Si on s’en tient à l’opinion de la minorité toujours plus flamboyante et criarde des contestataires, les Québécois ne s’intéressent que très peu à la monarchie. Pourtant, le décès de la reine occupe depuis son départ de grands espaces sur toutes les plateformes et le cortège funèbre illustre les pages de nos médias conventionnels qui nourrissent la demande populaire.
Même si les plus irréductibles antimonarchiques (dont certains leaders péquistes), réclament l’abolition du lien qui nous relie à la Couronne, la disparition de cette reine Élizabeth nous ramène à certaines réalités historiques plus difficiles à désancrer que le suggèrent certaines affirmations des opposants. Et les profs d’histoire et de politique sortent grands gagnants dans toute cette saga du couronnement.
Régime politique
Parce que le Canada demeure une monarchie constitutionnelle même si on a rapatrié la constitution en 1982 et parce que, comme l’explique le professeur Patrick Moreau dans la revue « Argument et essayiste », sans cette couronne au-dessus de nos têtes le peuple ne serait plus assujetti à une constitution, à une charte « qui lui ont été octroyées, mais qu’il n’a ni écrites ni même votées ». Ce qui signifie que si nous le peuple étions souverain, nous devrions transformer notre régime politique, réécrire notre constitution, nos chartes et remettre nos valeurs en question.
Histoire et politique
Et même si ce pouvoir de la royauté apparaît symbolique, il gouverne nos vies par gouvernement interposé. On le constate chaque jour dans nos tribunaux avec les procureurs de la Couronne, en politique avec nos gouverneurs généraux et nos lieutenant-gouverneurs et par tous ces fonctionnaires, juges, députés et ministres qui doivent prêter serment à la Couronne.
Influence monarchique
En principe, le pouvoir de gouverner appartient à la Couronne qui le confie au gouvernement, c’est ce qu’on peut lire sur le site de Patrimoine Canada. On y trouve aussi que la reine est l’incarnation vivante de la Couronne et que cette reine détient ce pouvoir de Dieu.

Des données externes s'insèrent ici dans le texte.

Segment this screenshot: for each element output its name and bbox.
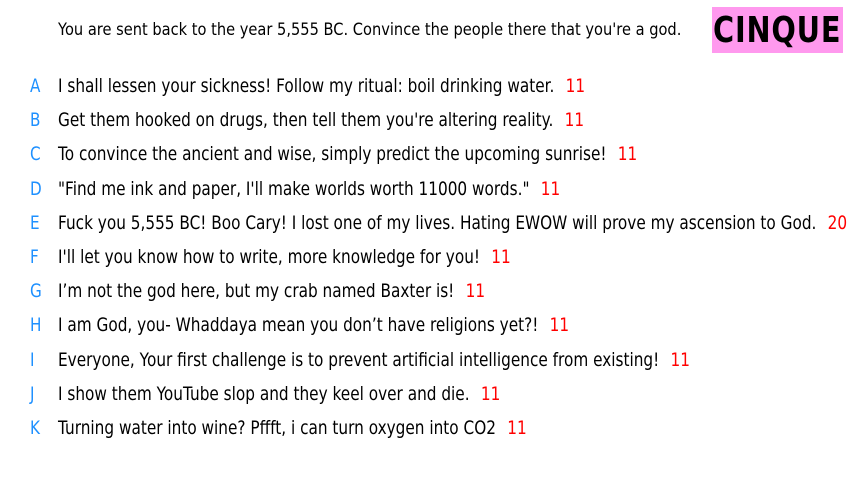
entry-score: 11: [670, 348, 691, 371]
entry-letter: I: [30, 348, 35, 371]
team-badge: CINQUE: [712, 7, 843, 53]
entry-score: 11: [564, 109, 585, 132]
entry-text: "Find me ink and paper, I'll make worlds…: [58, 177, 530, 200]
list-item: H I am God, you- Whaddaya mean you don’t…: [0, 308, 853, 342]
list-item: B Get them hooked on drugs, then tell th…: [0, 103, 853, 137]
entry-text: I am God, you- Whaddaya mean you don’t h…: [58, 314, 539, 337]
entry-letter: E: [30, 211, 40, 234]
entry-score: 11: [549, 314, 570, 337]
entry-text: Fuck you 5,555 BC! Boo Cary! I lost one …: [58, 211, 817, 234]
entry-text: I'll let you know how to write, more kno…: [58, 245, 481, 268]
entry-score: 11: [465, 280, 486, 303]
team-badge-label: CINQUE: [713, 9, 842, 51]
entry-letter: A: [30, 75, 41, 97]
entry-letter: B: [30, 109, 41, 132]
entry-score: 11: [491, 245, 511, 268]
entry-letter: F: [30, 245, 39, 268]
entry-score: 11: [507, 416, 527, 439]
entry-score: 11: [617, 143, 638, 166]
list-item: G I’m not the god here, but my crab name…: [0, 274, 853, 308]
entry-list: A I shall lessen your sickness! Follow m…: [0, 69, 853, 445]
entry-text: Get them hooked on drugs, then tell them…: [58, 109, 554, 132]
list-item: I Everyone, Your first challenge is to p…: [0, 343, 853, 377]
list-item: E Fuck you 5,555 BC! Boo Cary! I lost on…: [0, 206, 853, 240]
entry-text: To convince the ancient and wise, simply…: [58, 143, 607, 166]
list-item: C To convince the ancient and wise, simp…: [0, 137, 853, 171]
entry-text: I show them YouTube slop and they keel o…: [58, 382, 470, 405]
list-item: J I show them YouTube slop and they keel…: [0, 377, 853, 411]
list-item: F I'll let you know how to write, more k…: [0, 240, 853, 274]
entry-score: 11: [565, 75, 586, 97]
prompt-text: You are sent back to the year 5,555 BC. …: [58, 20, 682, 40]
list-item: A I shall lessen your sickness! Follow m…: [0, 69, 853, 103]
entry-letter: K: [30, 416, 40, 439]
entry-letter: C: [30, 143, 41, 166]
entry-letter: D: [30, 177, 42, 200]
entry-text: I’m not the god here, but my crab named …: [58, 280, 455, 303]
entry-letter: J: [30, 382, 35, 405]
entry-score: 20: [827, 211, 848, 234]
entry-letter: G: [30, 280, 42, 303]
list-item: D "Find me ink and paper, I'll make worl…: [0, 172, 853, 206]
list-item: K Turning water into wine? Pffft, i can …: [0, 411, 853, 445]
entry-letter: H: [30, 314, 42, 337]
entry-score: 11: [480, 382, 501, 405]
entry-score: 11: [540, 177, 561, 200]
entry-text: Everyone, Your first challenge is to pre…: [58, 348, 660, 371]
entry-text: I shall lessen your sickness! Follow my …: [58, 75, 555, 97]
entry-text: Turning water into wine? Pffft, i can tu…: [58, 416, 496, 439]
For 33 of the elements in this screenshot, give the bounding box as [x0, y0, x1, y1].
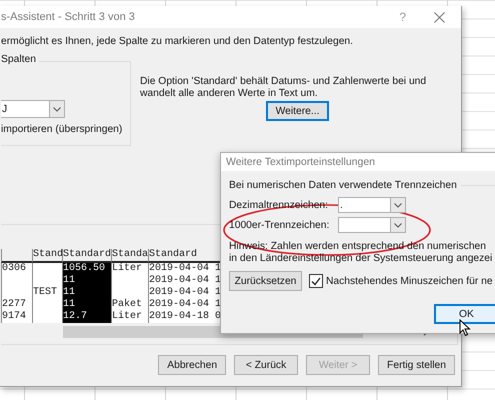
chevron-icon [390, 198, 405, 212]
table-cell: 12.7 [62, 311, 111, 323]
reset-button[interactable]: Zurücksetzen [229, 271, 302, 291]
table-cell: 11 [62, 275, 111, 287]
field-label: 1000er-Trennzeichen: [229, 220, 330, 230]
wizard-button[interactable]: Abbrechen [158, 355, 226, 375]
date-format-dropdown[interactable]: J [1, 100, 65, 118]
intro-text: ermöglicht es Ihnen, jede Spalte zu markieren und den Datentyp festzulegen. [1, 36, 354, 47]
column-header[interactable]: Standa [111, 249, 148, 263]
info-text: Die Option 'Standard' behält Datums- und Zahlenwerte bei und wandelt alle anderen Werte in Text um. [140, 76, 428, 100]
separator-dropdown[interactable]: . [338, 197, 406, 213]
window-title: s-Assistent - Schritt 3 von 3 [1, 11, 136, 23]
ok-button[interactable]: OK [434, 304, 495, 324]
chevron-icon [49, 101, 64, 117]
checkbox-label[interactable]: Nachstehendes Minuszeichen für ne [326, 276, 493, 286]
table-cell: 11 [62, 299, 111, 311]
column-header[interactable]: Standard [62, 249, 111, 263]
column-header[interactable]: Stand [32, 249, 62, 263]
group-label: Bei numerischen Daten verwendete Trennzeichen [229, 180, 457, 191]
field-label: Dezimaltrennzeichen: [229, 200, 330, 210]
table-cell: 11 [62, 287, 111, 299]
checkbox[interactable] [309, 274, 323, 288]
column-header[interactable] [1, 249, 32, 263]
chevron-icon [390, 218, 405, 232]
wizard-button[interactable]: Fertig stellen [378, 355, 455, 375]
radio-label[interactable]: importieren (überspringen) [1, 124, 122, 135]
close-icon[interactable] [434, 12, 445, 22]
group-label: Spalten [1, 54, 39, 65]
more-button[interactable]: Weitere... [266, 101, 329, 121]
wizard-button[interactable]: < Zurück [234, 355, 298, 375]
window-title: Weitere Textimporteinstellungen [221, 153, 495, 171]
mouse-cursor-icon [459, 319, 471, 337]
table-cell: 1056.50 [62, 263, 111, 275]
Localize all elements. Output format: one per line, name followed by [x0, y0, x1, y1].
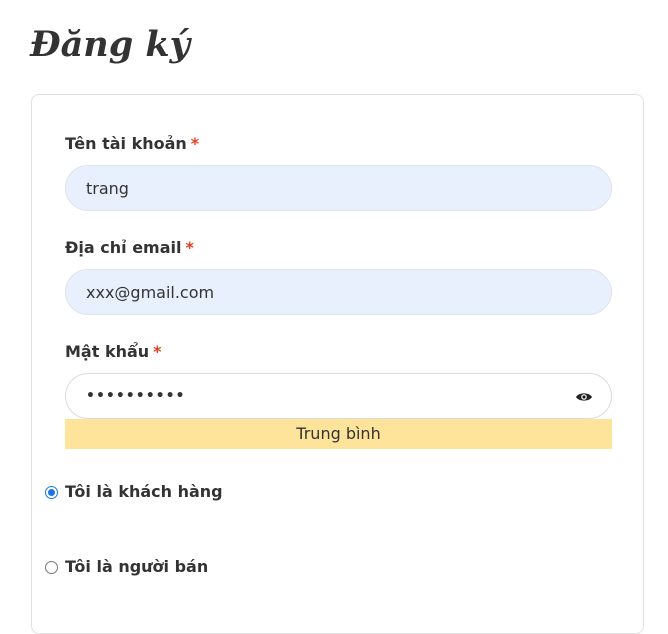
email-label: Địa chỉ email * [65, 238, 194, 258]
customer-radio-label[interactable]: Tôi là khách hàng [65, 482, 223, 502]
page-title: Đăng ký [30, 24, 190, 65]
password-label: Mật khẩu * [65, 342, 162, 362]
role-option-customer[interactable]: Tôi là khách hàng [45, 482, 223, 502]
eye-icon[interactable] [575, 389, 593, 405]
password-masked-value: •••••••••• [86, 388, 186, 404]
seller-radio[interactable] [45, 561, 58, 574]
required-mark: * [190, 134, 200, 153]
password-strength-indicator: Trung bình [65, 419, 612, 449]
required-mark: * [153, 342, 162, 361]
username-label-text: Tên tài khoản [65, 134, 187, 153]
register-form-card: Tên tài khoản * trang Địa chỉ email * xxx@… [31, 94, 644, 634]
username-label: Tên tài khoản * [65, 134, 199, 154]
customer-radio[interactable] [45, 486, 58, 499]
email-label-text: Địa chỉ email [65, 238, 182, 257]
email-input[interactable]: xxx@gmail.com [65, 269, 612, 315]
username-value: trang [86, 178, 129, 198]
seller-radio-label[interactable]: Tôi là người bán [65, 557, 208, 577]
password-label-text: Mật khẩu [65, 342, 150, 361]
email-value: xxx@gmail.com [86, 282, 215, 302]
username-input[interactable]: trang [65, 165, 612, 211]
password-input[interactable]: •••••••••• [65, 373, 612, 419]
required-mark: * [185, 238, 194, 257]
role-option-seller[interactable]: Tôi là người bán [45, 557, 208, 577]
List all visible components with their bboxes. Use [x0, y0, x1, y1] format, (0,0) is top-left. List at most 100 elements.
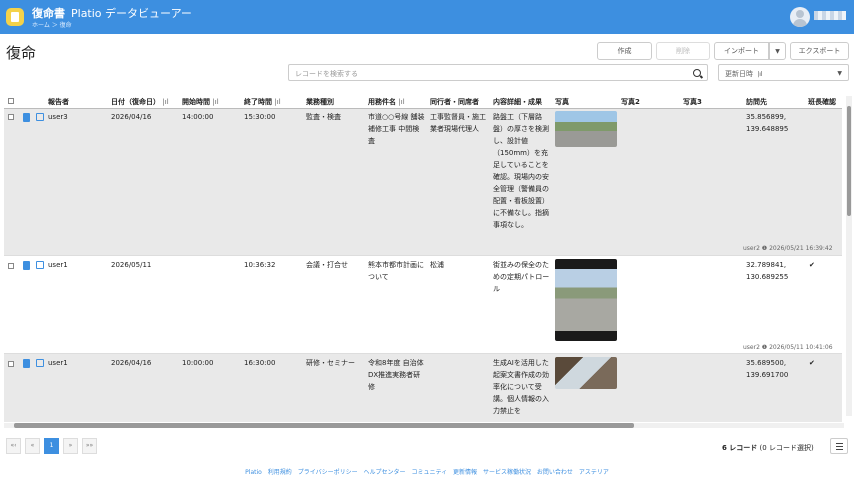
horizontal-scrollbar[interactable] — [4, 423, 844, 428]
app-logo-icon[interactable] — [6, 8, 24, 26]
cell-reporter: user1 — [48, 261, 68, 269]
edit-icon[interactable] — [36, 113, 44, 121]
col-date[interactable]: 日付（復命日） |ıl — [111, 97, 169, 107]
cell-location: 35.856899, 139.648895 — [746, 113, 789, 133]
breadcrumb[interactable]: ホーム ＞ 復命 — [32, 20, 72, 29]
col-subject[interactable]: 用務件名 |ıl — [368, 97, 405, 107]
cell-end: 16:30:00 — [244, 359, 276, 367]
cell-start: 14:00:00 — [182, 113, 214, 121]
cell-detail: 街並みの保全のための定期パトロール — [493, 261, 550, 293]
vertical-scrollbar[interactable] — [846, 96, 852, 416]
chevron-down-icon: ▼ — [837, 70, 842, 77]
col-location[interactable]: 訪問先 — [746, 97, 767, 107]
table-row[interactable]: user1 2026/05/11 10:36:32 会議・打合せ 熊本市都市計画… — [4, 256, 842, 354]
footer-link[interactable]: 更新情報 — [453, 469, 477, 476]
photo-thumbnail[interactable] — [555, 111, 617, 147]
cell-reporter: user1 — [48, 359, 68, 367]
table-row[interactable]: user1 2026/04/16 10:00:00 16:30:00 研修・セミ… — [4, 354, 842, 422]
edit-icon[interactable] — [36, 261, 44, 269]
document-icon[interactable] — [23, 359, 30, 368]
col-end[interactable]: 終了時間 |ıl — [244, 97, 281, 107]
row-updated-info: user2 ❶ 2026/05/21 16:39:42 — [743, 245, 833, 252]
check-icon: ✔ — [809, 261, 815, 269]
col-photo[interactable]: 写真 — [555, 97, 569, 107]
cell-detail: 生成AIを活用した起案文書作成の効率化について受講。個人情報の入力禁止を — [493, 359, 549, 415]
scroll-thumb[interactable] — [14, 423, 634, 428]
photo-thumbnail[interactable] — [555, 357, 617, 389]
col-companion[interactable]: 同行者・同席者 — [430, 97, 479, 107]
avatar[interactable] — [790, 7, 810, 27]
cell-start: 10:00:00 — [182, 359, 214, 367]
cell-detail: 路盤工（下層路盤）の厚さを検測し、設計値（150mm）を充足していることを確認。… — [493, 113, 549, 229]
cell-subject: 熊本市都市計画について — [368, 261, 424, 281]
cell-date: 2026/04/16 — [111, 359, 152, 367]
footer-link[interactable]: Platio — [245, 469, 262, 476]
cell-companion: 工事監督員・施工業者現場代理人 — [430, 113, 486, 133]
footer-links: Platio 利用規約 プライバシーポリシー ヘルプセンター コミュニティ 更新… — [0, 467, 854, 476]
table-row[interactable]: user3 2026/04/16 14:00:00 15:30:00 監査・検査… — [4, 109, 842, 256]
col-reporter[interactable]: 報告者 — [48, 97, 69, 107]
cell-end: 10:36:32 — [244, 261, 276, 269]
chevron-down-icon: ▼ — [775, 48, 780, 55]
row-checkbox[interactable] — [8, 361, 14, 367]
search-input[interactable]: レコードを検索する — [288, 64, 708, 81]
scroll-thumb[interactable] — [847, 106, 851, 216]
row-checkbox[interactable] — [8, 263, 14, 269]
records-table: 報告者 日付（復命日） |ıl 開始時間 |ıl 終了時間 |ıl 業務種別 用… — [4, 92, 842, 422]
document-icon[interactable] — [23, 261, 30, 270]
col-detail[interactable]: 内容詳細・成果 — [493, 97, 542, 107]
cell-companion: 松浦 — [430, 261, 444, 269]
table-header: 報告者 日付（復命日） |ıl 開始時間 |ıl 終了時間 |ıl 業務種別 用… — [4, 92, 842, 109]
menu-icon[interactable] — [830, 438, 848, 454]
footer-link[interactable]: アステリア — [579, 469, 609, 476]
cell-subject: 市道○○号線 舗装補修工事 中間検査 — [368, 113, 425, 145]
col-photo2[interactable]: 写真2 — [621, 97, 640, 107]
user-name-redacted[interactable] — [814, 11, 846, 20]
footer-link[interactable]: サービス稼働状況 — [483, 469, 531, 476]
prev-page-button[interactable]: « — [25, 438, 40, 454]
cell-date: 2026/04/16 — [111, 113, 152, 121]
import-button[interactable]: インポート — [714, 42, 769, 60]
current-page-button[interactable]: 1 — [44, 438, 59, 454]
cell-type: 研修・セミナー — [306, 359, 355, 367]
sort-select[interactable]: 更新日時 |ıl ▼ — [718, 64, 849, 81]
col-confirm[interactable]: 班長確認 — [808, 97, 836, 107]
footer-link[interactable]: 利用規約 — [268, 469, 292, 476]
edit-icon[interactable] — [36, 359, 44, 367]
app-title: 復命書 Platio データビューアー — [32, 7, 192, 20]
export-button[interactable]: エクスポート — [790, 42, 849, 60]
top-bar: 復命書 Platio データビューアー ホーム ＞ 復命 — [0, 0, 854, 34]
col-photo3[interactable]: 写真3 — [683, 97, 702, 107]
cell-subject: 令和8年度 自治体DX推進実務者研修 — [368, 359, 424, 391]
delete-button[interactable]: 削除 — [656, 42, 710, 60]
photo-thumbnail[interactable] — [555, 259, 617, 341]
cell-location: 35.689500, 139.691700 — [746, 359, 789, 379]
col-start[interactable]: 開始時間 |ıl — [182, 97, 219, 107]
cell-location: 32.789841, 130.689255 — [746, 261, 789, 281]
cell-date: 2026/05/11 — [111, 261, 152, 269]
cell-type: 監査・検査 — [306, 113, 341, 121]
footer-link[interactable]: プライバシーポリシー — [298, 469, 358, 476]
next-page-button[interactable]: » — [63, 438, 78, 454]
sort-label: 更新日時 — [725, 70, 753, 78]
row-checkbox[interactable] — [8, 114, 14, 120]
select-all-checkbox[interactable] — [8, 98, 14, 104]
document-icon[interactable] — [23, 113, 30, 122]
footer-link[interactable]: ヘルプセンター — [364, 469, 406, 476]
sort-icon: |ıl — [757, 71, 763, 78]
col-type[interactable]: 業務種別 — [306, 97, 334, 107]
create-button[interactable]: 作成 — [597, 42, 652, 60]
cell-end: 15:30:00 — [244, 113, 276, 121]
last-page-button[interactable]: »» — [82, 438, 97, 454]
cell-type: 会議・打合せ — [306, 261, 348, 269]
search-icon[interactable] — [693, 69, 701, 77]
check-icon: ✔ — [809, 359, 815, 367]
record-count: 6 レコード (0 レコード選択) — [722, 444, 814, 452]
footer-link[interactable]: コミュニティ — [411, 469, 447, 476]
import-dropdown-button[interactable]: ▼ — [769, 42, 786, 60]
cell-reporter: user3 — [48, 113, 68, 121]
first-page-button[interactable]: «‹ — [6, 438, 21, 454]
footer-link[interactable]: お問い合わせ — [537, 469, 573, 476]
row-updated-info: user2 ❶ 2026/05/11 10:41:06 — [743, 344, 833, 351]
search-placeholder: レコードを検索する — [295, 70, 358, 78]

On retrouve cette règle incontestable dans le préambule de la constitution de 1982. Et, plus encore, si vous lisez le texte de la proclamation de Charles III, on peut y lire : « Par la Grâce de Dieu Roi du Royaume-Uni, du Canada… Défenseur de la Foi ». Comme le souligne l’excellent analyste Patrick Moreau, « on comprend mieux le rejet viscéral de la laïcité par le gouvernement fédéral et d’une bonne majorité de la population canadienne. »
Moment de réflexion
Les derniers jours où l’actualité n’a pu se soustraire au faste des nombreuses cérémonies et hommages à la disparition d’une reine admirée par son peuple nous auront tout de même permis de revenir sur les fondements de notre régime politique qui nous distingue de la démocratie plus populiste de nos voisins américains. Eux qui ont vu plusieurs loyalistes émigrer au Canada, en Ontario surtout, durant la guerre d’indépendance des États-Unis. Si là-bas le peuple s’est désisté de la Couronne, on éprouve tout de même de sérieuses difficultés avec le multiculturalisme, l’action sociale, les soins de santé et les débordements des ténors populistes. Voici donc que la disparition d’une reine nous donne l’occasion de réfléchir à ce qui nous apparaît comme le meilleur des régimes pour nous tous. Saurons-nous en bénéficier?